Afghanistan is “plagued by factionalism and corruption” and is “far from ready to assume responsibility for security,” the independent Brussels-based International Crisis Group warned Monday in a report.

The U.S. and NATO have repeatedly insisted that they are sticking to their timetable of turning over control of national security to the Afghans by 2014. But ICG urged caution in the face of “another set of fraudulent elections” and police who are overwhelmed.

“There is a real risk that the regime in Kabul could collapse upon NATO’s withdrawal in 2014,” said Candace Rondeaux, the ICG’s senior Afghanistan analyst, in a statement.

“The window for remedial action is closing fast,” she said.

Rondeaux and the report pointed toward the fractured government as a main culprit in Afghanistan’s terrible report card, citing “institutional rivalries, conflicts over local authority, and clashes over the role of Islam in governance,” that have caused crisis after constitutional crisis for “nearly a decade.”
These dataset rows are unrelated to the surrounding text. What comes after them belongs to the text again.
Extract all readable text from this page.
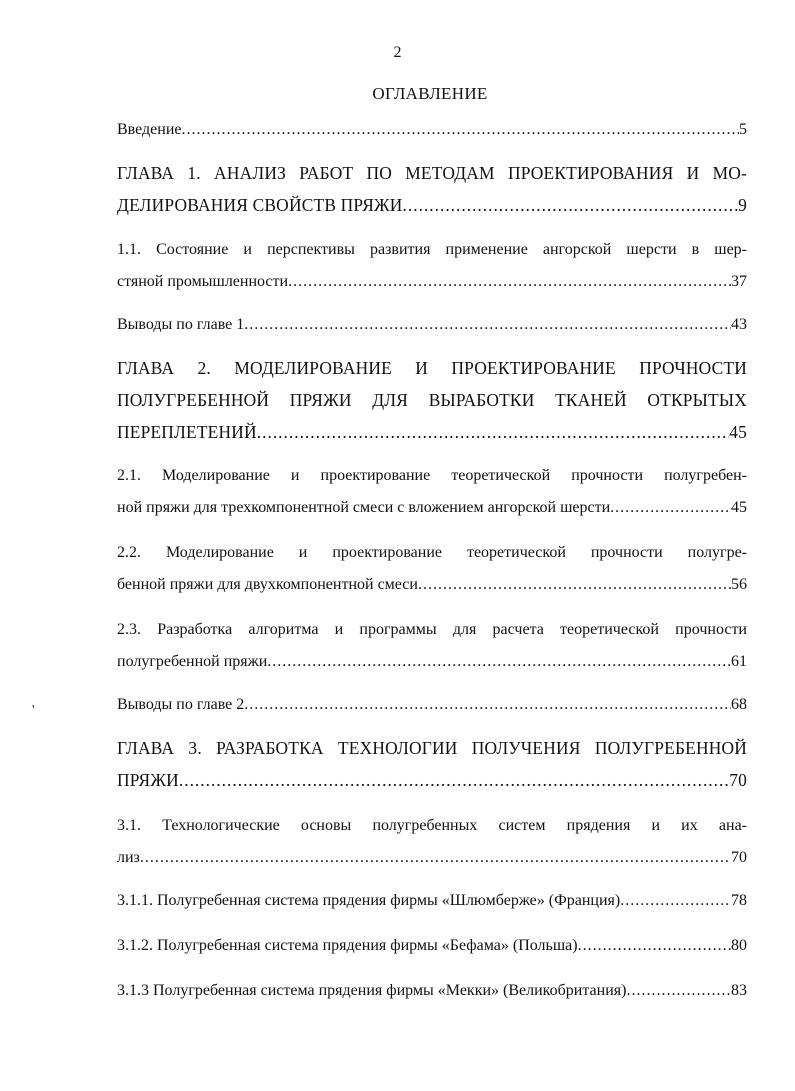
2
ОГЛАВЛЕНИЕ
'
Введение .....	5
ГЛАВА 1. АНАЛИЗ РАБОТ ПО МЕТОДАМ ПРОЕКТИРОВАНИЯ И МО-
ДЕЛИРОВАНИЯ СВОЙСТВ ПРЯЖИ .....	9
1.1. Состояние и перспективы развития применение ангорской шерсти в шер-
стяной промышленности .....	37
Выводы по главе 1 .....	43
ГЛАВА 2. МОДЕЛИРОВАНИЕ И ПРОЕКТИРОВАНИЕ ПРОЧНОСТИ
ПОЛУГРЕБЕННОЙ ПРЯЖИ ДЛЯ ВЫРАБОТКИ ТКАНЕЙ ОТКРЫТЫХ
ПЕРЕПЛЕТЕНИЙ .....	45
2.1. Моделирование и проектирование теоретической прочности полугребен-
ной пряжи для трехкомпонентной смеси с вложением ангорской шерсти .....	45
2.2. Моделирование и проектирование теоретической прочности полугре-
бенной пряжи для двухкомпонентной смеси .....	56
2.3. Разработка алгоритма и программы для расчета теоретической прочности
полугребенной пряжи .....	61
Выводы по главе 2 .....	68
ГЛАВА 3. РАЗРАБОТКА ТЕХНОЛОГИИ ПОЛУЧЕНИЯ ПОЛУГРЕБЕННОЙ
ПРЯЖИ .....	70
3.1. Технологические основы полугребенных систем прядения и их ана-
лиз .....	70
3.1.1. Полугребенная система прядения фирмы «Шлюмберже» (Франция) .....	78
3.1.2. Полугребенная система прядения фирмы «Бефама» (Польша) .....	80
3.1.3 Полугребенная система прядения фирмы «Мекки» (Великобритания) .....	83
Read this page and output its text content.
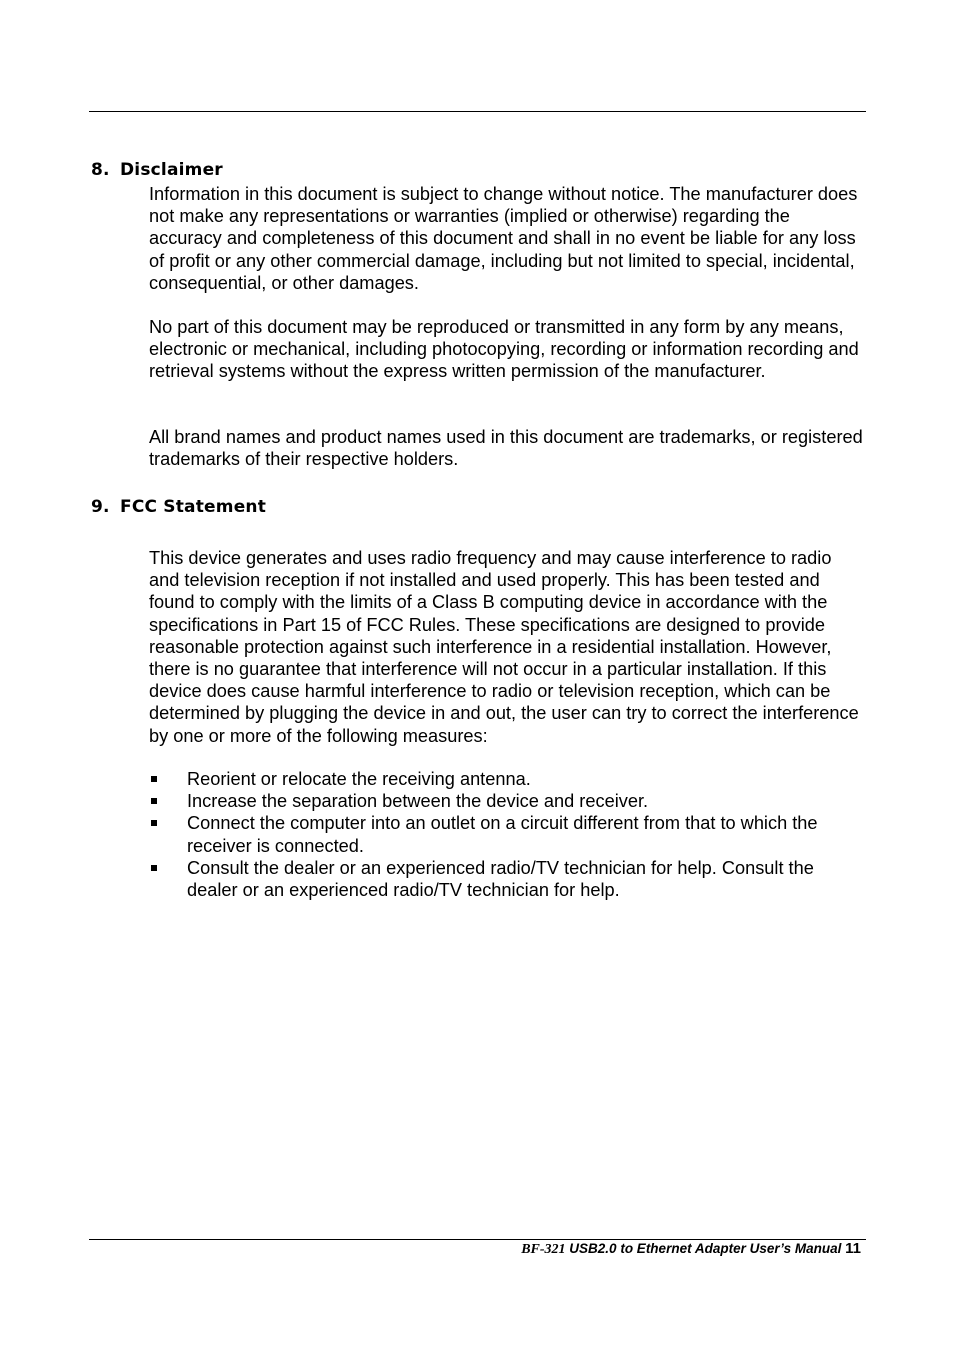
8. Disclaimer

Information in this document is subject to change without notice. The manufacturer does not make any representations or warranties (implied or otherwise) regarding the accuracy and completeness of this document and shall in no event be liable for any loss of profit or any other commercial damage, including but not limited to special, incidental, consequential, or other damages.

No part of this document may be reproduced or transmitted in any form by any means, electronic or mechanical, including photocopying, recording or information recording and retrieval systems without the express written permission of the manufacturer.

All brand names and product names used in this document are trademarks, or registered trademarks of their respective holders.

9. FCC Statement

This device generates and uses radio frequency and may cause interference to radio and television reception if not installed and used properly. This has been tested and found to comply with the limits of a Class B computing device in accordance with the specifications in Part 15 of FCC Rules. These specifications are designed to provide reasonable protection against such interference in a residential installation. However, there is no guarantee that interference will not occur in a particular installation. If this device does cause harmful interference to radio or television reception, which can be determined by plugging the device in and out, the user can try to correct the interference by one or more of the following measures:

Reorient or relocate the receiving antenna.
Increase the separation between the device and receiver.
Connect the computer into an outlet on a circuit different from that to which the receiver is connected.
Consult the dealer or an experienced radio/TV technician for help. Consult the dealer or an experienced radio/TV technician for help.
BF-321 USB2.0 to Ethernet Adapter User’s Manual 11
ICG said that any semblance of political cohesion in Kabul will likely fall apart as foreign aid and donor funding also diminish with the 2014 deadline, as is already happening.

“It is a near certainty that under current conditions the 2014 elections will be plagued by massive fraud,” the report said, adding that the least-stable areas are likely to see the most vote-rigging, and that despite President Hamid Karzai’s assurances of a graceful exit, “fears remain that he may, directly or indirectly, act to ensure his family’s continued majority ownership stake in the political status quo.”

“President Karzai and parliament have long known what needs to be done to ensure a clean vote, but they have steadfastly refused to take any serious steps in that direction,” said Rondeaux.

“Karzai seems more interested in perpetuating his own power by any means rather than ensuring credibility of the political system and long-term stability in the country.”

The report recommended announcing a date for the next election before the end of 2012, and it suggested that the international community should stay involved to “ensure adequate security” for the voting.

However, both NATO and the Afghan government told the BBC they rejected the findings the report.

An Afghan spokesman dismissed the report as “nonsense and garbage.”

NATO Secretary General Anders Fogh Rasmussen said he “did not share the ICG’s negative assessment,” and that he was “confident the Afghan security forces would be able to take charge after 2014.”

Shashank Joshi, an international relations Ph.D candidate at Harvard, wrote in an opinion piece in the Telegraph that if NATO were to ask Iran, Russia and India for help, a solution could be in sight. It may seem an odd group, but Iran and the Taliban are enemies, Joshi pointed out, and “remarkably, Iranian officials were even open to working under U.S. command to train Afghans,” he wrote.

Also, India and Kabul recently signed a deal to train Afghan officers in Delhi, and as for Russia, “Moscow has no wish to see the resurgence of fundamentalist forces on its southern flank.”

The 2014 deadline is still two years away, but time is running out, as the ICG wrote, and the international community must act soon to put recommended reforms in place and avoid having 11 years of work blown to bits.